The board will urge councilors to keep 24 lots totaling
5.78 acres, including seven properties pulled from the sell list following
testimony by abutting landowners at the July 24 Planning Board meeting.
According to Community Planner Steve Puleo, the
council could rule on dispensation for all 46 properties as soon as its Aug. 20
meeting.
The lots recommend for sale have a total
assessed value of $544,400 – ranging from $75,400 for a 2.22-acre lot at 35
Southeast Road that could be subdivided into nine individual house lots to
$2,600 for a small patch measuring 1,525 square feet at 68 Hillcrest Ave.
That lot, like many smaller properties on the
list – one of which measures just 50 square feet – is used by abutting
landowners as an extension of their own lawn.
“In many cases, those people may be surprised to
learn they do no actually own that land,” said City Planner Tex Haeuser.
More surprising might be what comes if these
residents refuse a city offer to buy the land – an eviction notice.
“If an abutter is using it and does not wish to
purchase [the property], he should be notified that he is trespassing,” wrote Code
Enforcement Officer Pat Doucette of the Hillcrest Avenue lot, a notice she
repeated several times in her guidance to the Planning Board. Assistant City
Manager Erik Carson, who also serves as South Portland’s economic development
director, also weighed in with advice to the Planning Board, as did the
Department of Water Resource Protection and the Conservation Commission.
Although the city finance department provides
the Planning Board with a list of tax-acquired property each year, the board
has not formally reviewed the inventory of city-owned lots since 2001. According
to Puleo, some of the 46 lots have not been looked at since 1981.
City Manager Jim Gailey said extra revenue in
tough economic times was not on his mind when he asked the board to review the
properties this past spring. Instead, he said in May, it was simply time to do
a bit of housekeeping.
Although many of the lots have fences, sheds and
other encroachments built on them by abutters – leading to Doucette’s concern –
only two have actual buildings. That’s because, unlike the apartment building
at 357 Broadway recently foreclosed on by the city, few of the 46 lots reviewed
by the Planning Board were ever occupied.
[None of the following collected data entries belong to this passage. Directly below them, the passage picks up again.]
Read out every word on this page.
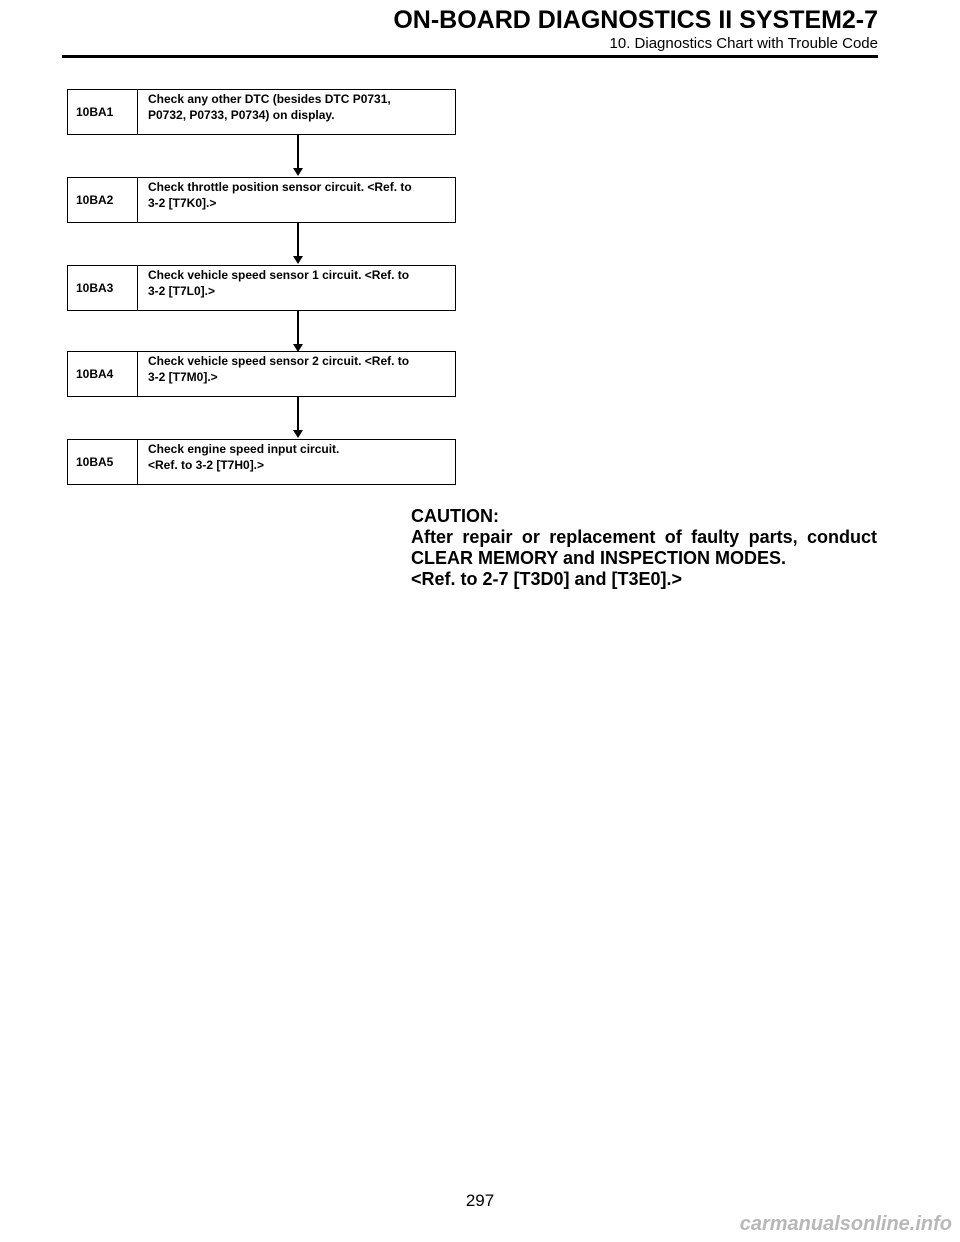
2-7
ON-BOARD DIAGNOSTICS II SYSTEM
10. Diagnostics Chart with Trouble Code
10BA1
Check any other DTC (besides DTC P0731,
P0732, P0733, P0734) on display.
10BA2
Check throttle position sensor circuit. <Ref. to
3-2 [T7K0].>
10BA3
Check vehicle speed sensor 1 circuit. <Ref. to
3-2 [T7L0].>
10BA4
Check vehicle speed sensor 2 circuit. <Ref. to
3-2 [T7M0].>
10BA5
Check engine speed input circuit.
<Ref. to 3-2 [T7H0].>
CAUTION:
After repair or replacement of faulty parts, conduct
CLEAR MEMORY and INSPECTION MODES.
<Ref. to 2-7 [T3D0] and [T3E0].>
297
carmanualsonline.info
Many, explained Puleo, are the final lots in subdivisions,
which, after failing to sell, eventually ended up in city hands when developers
walked away from them. Others are on unbuilt streets in those subdivisions
– so-called “paper roads” – that could become lots of record with minimal
intervention. Other lots were automatically acquired after being abandoned by
the estates of deceased residents.
“It’s a case where none of the decedents wanted
it, it never got sold, the estate never paid the taxes, and, eventually, it
fell to the city,” said Puleo.
There is no particular pattern to the lots, in
either size or location.
“They’re all over the city, really,” said Puleo.
“What people don’t always understand is that a lot of subdivisions were laid
out and recorded that may not meet current standards, some have lots that are
only 50 feet by 100 feet, but those remain lots of record that can be built
on.”
Other lots, said Puleo, are mysteries, the
apparent leftovers of water easements and drainage swells, many of which have
belonged to the city since the 1930s and 1940s. In many cases, these lots, some
only about 10 feet wide, run between and behind houses, where they are
maintained as lawns by neighboring property owners.
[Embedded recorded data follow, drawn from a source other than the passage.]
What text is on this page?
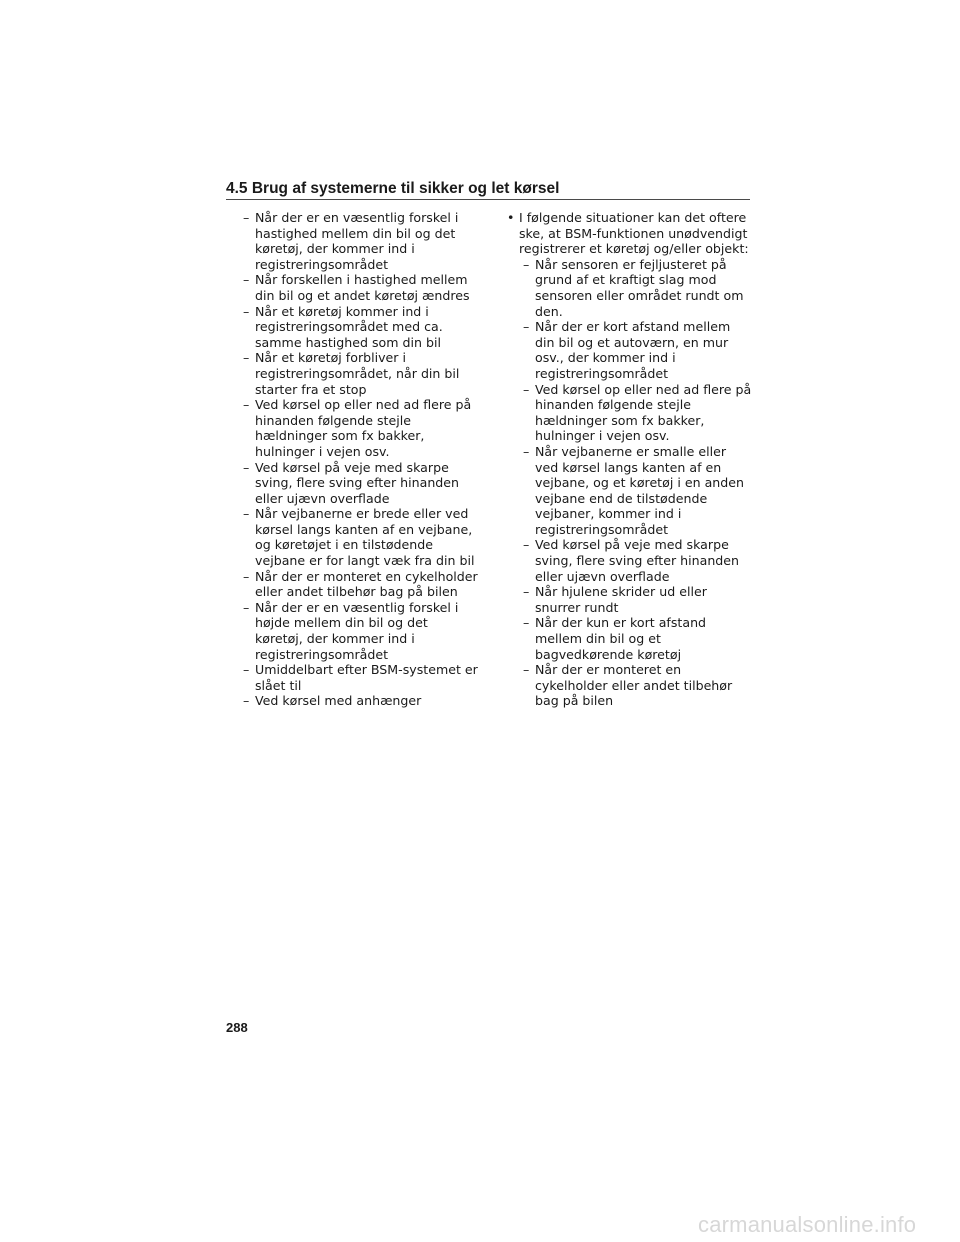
4.5 Brug af systemerne til sikker og let kørsel
– Når der er en væsentlig forskel i hastighed mellem din bil og det køretøj, der kommer ind i registreringsområdet
– Når forskellen i hastighed mellem din bil og et andet køretøj ændres
– Når et køretøj kommer ind i registreringsområdet med ca. samme hastighed som din bil
– Når et køretøj forbliver i registreringsområdet, når din bil starter fra et stop
– Ved kørsel op eller ned ad flere på hinanden følgende stejle hældninger som fx bakker, hulninger i vejen osv.
– Ved kørsel på veje med skarpe sving, flere sving efter hinanden eller ujævn overflade
– Når vejbanerne er brede eller ved kørsel langs kanten af en vejbane, og køretøjet i en tilstødende vejbane er for langt væk fra din bil
– Når der er monteret en cykelholder eller andet tilbehør bag på bilen
– Når der er en væsentlig forskel i højde mellem din bil og det køretøj, der kommer ind i registreringsområdet
– Umiddelbart efter BSM-systemet er slået til
– Ved kørsel med anhænger
• I følgende situationer kan det oftere ske, at BSM-funktionen unødvendigt registrerer et køretøj og/eller objekt:
– Når sensoren er fejljusteret på grund af et kraftigt slag mod sensoren eller området rundt om den.
– Når der er kort afstand mellem din bil og et autoværn, en mur osv., der kommer ind i registreringsområdet
– Ved kørsel op eller ned ad flere på hinanden følgende stejle hældninger som fx bakker, hulninger i vejen osv.
– Når vejbanerne er smalle eller ved kørsel langs kanten af en vejbane, og et køretøj i en anden vejbane end de tilstødende vejbaner, kommer ind i registreringsområdet
– Ved kørsel på veje med skarpe sving, flere sving efter hinanden eller ujævn overflade
– Når hjulene skrider ud eller snurrer rundt
– Når der kun er kort afstand mellem din bil og et bagvedkørende køretøj
– Når der er monteret en cykelholder eller andet tilbehør bag på bilen
288
carmanualsonline.info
Many of the lots have been on the city books
long enough that there’s little surviving memory of how they passed into public
hands. Although the list reviewed by the Planning Board described all 46 lots
as “tax-acquired,” Willard Street resident Richard Holt said the 5,550-square-foot
lot at 25 Willard St., now assessed at $118,700, was purchased by the city in
September 1943 from the Willard Welfare Association for $300. Puleo’s records
show the city took the lot for back taxes in 2002.
Holt said the lot was purchased to create a
drainage area for surrounding lots, but was “used as a dump by everyone on
Willard Street.” When his parents complained in 1947, Holt said the city
responded by putting a “No Dumping” sign on the lot. Later, in the mid-70s,
when the city built the Willard Beach parking lot on Willow Street, the vacant
lot took on even more runoff.
“I have paid dearly for that,” said Holt, who routinely mows the
property. “The back part of my property is under water now and my garage is
cracked and tilted down. I think the city has an obligation to maintain this as
a drainage area because of what they did with the parking lot.”
Another Willard Street resident, Mary Giggey, echoed Holt’s
comments.
“With environmental change, it’s more important than ever that
this lot be removed from the lost,” said Giggey, adding that the water table is
the area is “higher than at any time in the 20 years I’ve been here.”
“It would be very costly and embarrassing to the city if it comes
out that that land was misrepresented as a buildable lot, when it’s very
evident that it’s a wetland,” said Giggey. “It looks like a beautiful lot but
when you get halfway into it, it’s a bog. Every once in a while kids will try
and run through it and get up to their hips in muck.”
The Planning Board removed the Willard lot from the sell list, as
well as three at 24-R, 30 and 40 Noyes St., totaling 2.25 acres, which serve as
a buffer between area homes and the Super 8 motel on Main Street.
“We’ve had nothing but trouble with the motel for years now,”
said Elliott Randall, whose 1992 overture to buy the lots was rejected by the
city.
“We were told then that the city wanted to maintain the land as
stormwater retention,” said Randall. “But there’s so much trash between them
[the motel] and us now, including demolition debris, it’s disgusting. Anything
we can do to buffer ourselves from that is helpful.”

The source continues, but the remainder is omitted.